Tuesday, July 31, 2007

And Now For Something Completely Different


2004 Chateau Angelus, St-Emilion, France ($125)

Published by
BAS
at July 14, 2007 1 Comment

This is a review from Chateau Petrogasm, my new favorite wine review site. I have to agree with the single anonymous reader who, upon seeing this review, courageously commented: "That's strangely accurate." It really is. But it's also wonderfully thought provoking. Do they mean the tannins hit you like an anvil? That there are iron notes? That it has smooth edges, and some rough edges, too? What does it all mean?

"Wine is art, drinking it should be too!" Or so Andrew Stuart and Benjamin Saltzman, the founding residents of this imaginary chateau, contend. By reviewing a wine through an image, they provide a wine review blog that speaks to people of all languages, that is entirely subjective, and that engages the reader. Stuart, Saltzman, and the four other chateau "residents" also underscore that wine exists in a place that words can't always reach, and that in trying to capture a wine in words we wine reviewers sometimes miss the mark. Whether a picture of white wisteria to accompany a Zind Humbrecht gewurztraminer, conveying the essence of a California syrah with a fat-bellied puppy, or suggesting a black and white graphic is the perfect expression of a 1996 Champagne, this is a wine blog that challenges and delights.

Visiting Chateau Petrogasm has become my preferred morning brain exercise. It beats Sudoku, no question. It gets the old synapses firing better than caffeine. And it's the only wine review site that can put forward a reasonable claim that philosophers from Plato to Wittgenstein (were they still living) would vote for it in the American Wine Blog Awards.

Go. Now. Visit. Have fun. Laugh. Think. It will do you good.

8 comments:

Orion Slayer said...

Huh?

Dr. Debs said...

You got it! Huh is the right response. But it got you thinking, yes? And you have to admit it's the most original thing out there in the wine review world.

Orion Slayer said...

It did get me thinking. I want to go back and see if they ever feature a wine I've had so I can see where they are coming from. I would be scary if Gary Vaynerchuk gave a picture with some of the discriptions of wine he gives! Are you watching him on Conan tonight?

Dr. Debs said...

Good idea. The 'puppy' syrah made so much sense to me, not because I had that particular syrah but because I've definitely had syrahs that seemed like young puppies that it all just clicked. But what I really love is the effort required to figure it out. The champagne I'm still working on, but I think it might be about the bubbles!

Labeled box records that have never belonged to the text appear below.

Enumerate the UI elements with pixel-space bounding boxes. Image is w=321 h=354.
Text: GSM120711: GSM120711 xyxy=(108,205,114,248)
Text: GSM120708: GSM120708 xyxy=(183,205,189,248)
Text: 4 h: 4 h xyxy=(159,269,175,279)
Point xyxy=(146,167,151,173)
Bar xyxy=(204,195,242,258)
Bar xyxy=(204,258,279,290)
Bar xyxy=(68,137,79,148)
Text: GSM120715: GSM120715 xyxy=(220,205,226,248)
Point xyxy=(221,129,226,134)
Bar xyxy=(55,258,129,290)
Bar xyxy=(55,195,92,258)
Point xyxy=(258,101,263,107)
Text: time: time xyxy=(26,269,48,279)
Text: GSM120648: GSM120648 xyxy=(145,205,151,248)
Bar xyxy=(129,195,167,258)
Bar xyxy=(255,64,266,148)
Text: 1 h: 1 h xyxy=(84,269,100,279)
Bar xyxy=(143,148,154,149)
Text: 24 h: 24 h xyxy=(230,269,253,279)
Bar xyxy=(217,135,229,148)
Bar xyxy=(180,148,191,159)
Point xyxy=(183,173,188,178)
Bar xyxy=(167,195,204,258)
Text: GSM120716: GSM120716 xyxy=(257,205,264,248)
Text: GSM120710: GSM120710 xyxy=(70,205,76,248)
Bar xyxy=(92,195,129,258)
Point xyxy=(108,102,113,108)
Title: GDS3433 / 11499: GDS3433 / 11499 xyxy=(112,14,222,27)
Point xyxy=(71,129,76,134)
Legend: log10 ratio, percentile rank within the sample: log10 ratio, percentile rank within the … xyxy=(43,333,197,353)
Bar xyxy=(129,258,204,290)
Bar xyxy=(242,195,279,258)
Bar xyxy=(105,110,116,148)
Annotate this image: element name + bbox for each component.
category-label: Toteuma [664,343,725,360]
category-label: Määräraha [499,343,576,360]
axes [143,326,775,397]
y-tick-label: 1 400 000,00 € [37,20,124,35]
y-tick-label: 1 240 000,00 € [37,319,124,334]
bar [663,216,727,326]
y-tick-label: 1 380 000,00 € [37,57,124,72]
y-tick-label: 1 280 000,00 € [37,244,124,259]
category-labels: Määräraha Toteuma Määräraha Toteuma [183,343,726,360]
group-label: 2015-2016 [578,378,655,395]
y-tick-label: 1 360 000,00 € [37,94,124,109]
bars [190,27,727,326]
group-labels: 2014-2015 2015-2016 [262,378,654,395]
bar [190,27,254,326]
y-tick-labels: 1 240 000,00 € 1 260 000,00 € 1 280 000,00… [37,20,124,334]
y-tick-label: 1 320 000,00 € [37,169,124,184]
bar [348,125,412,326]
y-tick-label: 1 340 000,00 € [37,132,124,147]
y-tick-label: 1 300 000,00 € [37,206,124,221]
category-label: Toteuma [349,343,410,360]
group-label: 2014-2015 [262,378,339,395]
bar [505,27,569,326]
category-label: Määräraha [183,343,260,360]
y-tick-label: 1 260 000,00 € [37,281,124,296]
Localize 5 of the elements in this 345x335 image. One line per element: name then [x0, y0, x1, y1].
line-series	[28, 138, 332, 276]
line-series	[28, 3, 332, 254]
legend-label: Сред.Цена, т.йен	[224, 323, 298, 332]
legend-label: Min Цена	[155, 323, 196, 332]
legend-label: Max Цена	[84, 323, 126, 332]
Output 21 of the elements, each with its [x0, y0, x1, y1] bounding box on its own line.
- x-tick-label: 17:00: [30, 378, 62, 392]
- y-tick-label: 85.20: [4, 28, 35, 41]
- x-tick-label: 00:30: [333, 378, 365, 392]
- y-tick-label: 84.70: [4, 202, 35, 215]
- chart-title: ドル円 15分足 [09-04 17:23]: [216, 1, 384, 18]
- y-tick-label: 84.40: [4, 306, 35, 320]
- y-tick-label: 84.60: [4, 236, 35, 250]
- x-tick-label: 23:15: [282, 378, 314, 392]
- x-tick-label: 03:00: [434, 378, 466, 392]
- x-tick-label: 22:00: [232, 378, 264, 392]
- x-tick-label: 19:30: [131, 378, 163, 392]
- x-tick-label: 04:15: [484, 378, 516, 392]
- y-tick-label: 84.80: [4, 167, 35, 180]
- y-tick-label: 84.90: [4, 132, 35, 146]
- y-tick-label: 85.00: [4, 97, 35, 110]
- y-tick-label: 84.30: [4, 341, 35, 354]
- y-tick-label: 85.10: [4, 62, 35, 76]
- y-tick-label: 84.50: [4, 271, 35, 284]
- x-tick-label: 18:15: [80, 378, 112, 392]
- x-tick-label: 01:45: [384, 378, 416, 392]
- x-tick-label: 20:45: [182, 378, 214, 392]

I don't have TV where I am--normally I'm an addict, but we don't get any signal up here. But I can't imagine it won't be on YouTube in 20 seconds.

winedeb said...

Whew ! This sight blew me away! I will be spending way to much time at this one! Some of them made my brain go %^&*)&*^%^$^
Actaully too cool !

Anonymous said...

I posted this comment on WLToday but I'll post here too!...

I can't tell if the site is a joke or not. It is perfect, though, combining the cliché absurdity of the art world with the old perceived snobbery of the wine world, mashing up the two in almost a performance art meets dada kind of way. Let's call it Performance Blogging...I don't know, there has to be a better name for it. Debs?

Anonymous said...

While the idea for the site started with a series of inside jokes between myself and Ben, once the site was launched, it became clear very soon that the reviews are effective at conveying characteristics of the wine. Certainly, there's the fact that you can't describe minute Characteristics of the wine, denoting how a '04 Napa Cab is "redolent of mild herbs and thick with cassis", it's still safe to say that certain images are good at describing the wine as a whole. Sometimes, it helps to have had the wine. Today I posted a picture of a brick wall to describe a 2005 Sea Smoke Pinot. That might be cryptic if you haven't had that particular wine, but as soon as other people who tasted the wine saw the image, it made sense. So I guess this is a long winded way of saying that the site was born of jokes, but is not in fact, a joke.

-AMS

Dr. Debs said...

Thanks, CP residents, for responding to Jill's questions. I suspected that was the way the site started. First it was tongue in cheek, then you said "hey, this works!" The images keep getting better and better for each wine so it's also fun for me to see your skills as "performance art wine reviewers" improve. Keep up the great work.